Films this week 7/4/2025 to 7/10/2025
by Gary Palmucci | 4th July 2025 | Gary's Corner
On this Fourth of July weekend, New Plaza Cinema patrons will have ample chances to catch up with the diverse lineup of films that’ve been packing our house in recent weeks: the uproarious dark comedy Bad Shabbos (including a couple of Q&As with co-screenwriter Zack Weiner, whose appearances here generate almost as many laughs as the movie itself); Jane Austen Wrecked My Life, the rom-com with an unusual twist or two; and the moving first-person documentary, A Photographic Memory, from much-honored distributor Zeitgeist Films.
Also on the schedule this weekend is another new non-fiction title, described thusly by the NY Times’ doc specialist Alissa Wilkinson: “Actors in documentaries about their own lives rarely speak with the kind of candor that Marlee Matlin brings to Marlee Matlin: Not Alone Anymore. This kind of project often results in a cagey puff piece…Not this film. From the start, Matlin speaks with an unvarnished frankness about the loneliness and prejudice she encountered when she burst into public consciousness in Children of a Lesser God, for which she won the best actress Oscar in 1987. For 35 years , she was the only deaf performer with an Academy Award – a record finally broken in 2022, when Troy Kotsur won for CODA (a big New Plaza hit in its limited cinema release), in which he co-starred with Matlin. Now, she says, she isn’t alone anymore.”

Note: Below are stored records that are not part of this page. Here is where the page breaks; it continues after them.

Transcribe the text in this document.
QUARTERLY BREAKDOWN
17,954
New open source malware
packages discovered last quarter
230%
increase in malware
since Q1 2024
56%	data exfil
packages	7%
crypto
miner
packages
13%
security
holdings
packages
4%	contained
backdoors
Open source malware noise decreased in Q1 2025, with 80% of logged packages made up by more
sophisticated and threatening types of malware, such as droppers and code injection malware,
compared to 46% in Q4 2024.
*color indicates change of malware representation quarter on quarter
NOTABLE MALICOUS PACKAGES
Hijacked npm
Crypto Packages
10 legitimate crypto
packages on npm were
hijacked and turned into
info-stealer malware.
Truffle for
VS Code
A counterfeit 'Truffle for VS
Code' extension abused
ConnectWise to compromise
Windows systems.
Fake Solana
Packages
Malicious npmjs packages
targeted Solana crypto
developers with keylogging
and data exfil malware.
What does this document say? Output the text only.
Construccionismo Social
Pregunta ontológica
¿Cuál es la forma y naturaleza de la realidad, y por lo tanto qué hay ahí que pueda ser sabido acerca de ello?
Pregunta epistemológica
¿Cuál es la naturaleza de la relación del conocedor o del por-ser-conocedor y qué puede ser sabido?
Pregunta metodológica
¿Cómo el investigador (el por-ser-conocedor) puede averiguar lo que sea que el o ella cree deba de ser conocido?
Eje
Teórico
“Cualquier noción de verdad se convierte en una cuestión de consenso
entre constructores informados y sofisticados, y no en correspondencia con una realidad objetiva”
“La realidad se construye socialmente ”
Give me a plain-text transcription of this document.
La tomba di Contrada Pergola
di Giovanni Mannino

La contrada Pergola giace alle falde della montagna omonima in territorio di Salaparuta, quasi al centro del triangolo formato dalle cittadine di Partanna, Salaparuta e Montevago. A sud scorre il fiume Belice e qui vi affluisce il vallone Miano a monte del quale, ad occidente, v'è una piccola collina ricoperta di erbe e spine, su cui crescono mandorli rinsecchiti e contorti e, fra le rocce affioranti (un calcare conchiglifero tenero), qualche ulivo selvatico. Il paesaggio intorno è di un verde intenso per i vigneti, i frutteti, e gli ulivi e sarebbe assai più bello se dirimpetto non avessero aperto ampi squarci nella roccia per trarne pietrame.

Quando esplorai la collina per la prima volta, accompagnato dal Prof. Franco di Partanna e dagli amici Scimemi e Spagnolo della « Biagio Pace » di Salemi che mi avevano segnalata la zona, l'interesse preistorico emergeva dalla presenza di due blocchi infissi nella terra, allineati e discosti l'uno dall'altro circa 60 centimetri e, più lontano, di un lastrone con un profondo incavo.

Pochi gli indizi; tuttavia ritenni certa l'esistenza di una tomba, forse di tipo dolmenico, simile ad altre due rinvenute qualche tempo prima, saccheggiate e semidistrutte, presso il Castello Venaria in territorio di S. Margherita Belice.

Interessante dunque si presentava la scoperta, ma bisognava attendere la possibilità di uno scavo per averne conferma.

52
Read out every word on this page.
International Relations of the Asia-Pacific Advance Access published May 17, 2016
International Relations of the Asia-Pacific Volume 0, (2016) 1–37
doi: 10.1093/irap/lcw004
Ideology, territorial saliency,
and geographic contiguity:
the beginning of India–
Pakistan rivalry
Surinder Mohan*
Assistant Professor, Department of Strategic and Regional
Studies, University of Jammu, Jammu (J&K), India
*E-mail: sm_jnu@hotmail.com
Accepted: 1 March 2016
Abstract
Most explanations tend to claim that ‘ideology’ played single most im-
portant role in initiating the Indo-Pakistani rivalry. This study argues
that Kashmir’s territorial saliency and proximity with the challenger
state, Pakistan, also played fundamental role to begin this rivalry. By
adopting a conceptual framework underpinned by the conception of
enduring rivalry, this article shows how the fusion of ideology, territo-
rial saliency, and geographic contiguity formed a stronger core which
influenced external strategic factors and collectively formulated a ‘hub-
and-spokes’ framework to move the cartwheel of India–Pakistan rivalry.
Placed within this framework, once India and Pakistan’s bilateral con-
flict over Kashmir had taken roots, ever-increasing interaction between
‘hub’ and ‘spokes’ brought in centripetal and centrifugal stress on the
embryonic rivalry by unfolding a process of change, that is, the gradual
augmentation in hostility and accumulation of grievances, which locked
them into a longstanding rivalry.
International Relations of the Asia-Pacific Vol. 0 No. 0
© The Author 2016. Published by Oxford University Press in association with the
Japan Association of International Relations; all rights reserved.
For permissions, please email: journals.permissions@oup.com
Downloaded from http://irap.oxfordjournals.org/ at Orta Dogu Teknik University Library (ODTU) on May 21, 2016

By coincidence this weekend we will also be screening two mid-1990s films, each being shown here for the first time in their original director’s cuts:
- Shall We Dance? – the wistfully romantic, mid-90s Japanese crowd-pleaser is finally getting a U.S. release in its original full-length cut, replacing the Miramax re-scissoring. “A well-crafted character study that , like a Hollywood movie with a skillful script, manipulates us but makes us like it.”- Roger Ebert.
- Little Buddha – the Dalai Lama’s recent appearance on the NY Times’ front page seemed like a good incentive to reprise Bernardo Bertolucci’s spiritual epic, his final collaboration with master cinematographer (and previous New Plaza Cinema booster, from his Rome apartment) Vittorio Storaro; this expansive film was also shorn of 20 minutes in its original US release.
Coming up next weekend:
- Director Brandt Johnson, his ebullient muse Ellen Jovin and the Grammar Table will be back on Sunday July 13 for the first of several encore summer shows of Rebel With a Clause, all of which are now posted for advance ticket purchases on the Coming Soon section of our website.
- Sunrise , the 1927 silent film immortal will kick off a three-month series of classics hosted by my esteemed colleagues, Max Alvarez and Dan Cahill.
- All to Play For – rising young French actress Virginie Efira, who beguiled us here in Other People’s Children , returns in a piercing new family drama.
- To a Land Unknown – two Palestinian cousins struggle to make a new life for themselves in Greece, in this acclaimed drama from veteran filmmaker Mahdi Fleifel. A highlight of last year’s Cannes, Toronto and many other international festivals, from distributor Watermelon Pictures (From Ground Zero, The Encampments).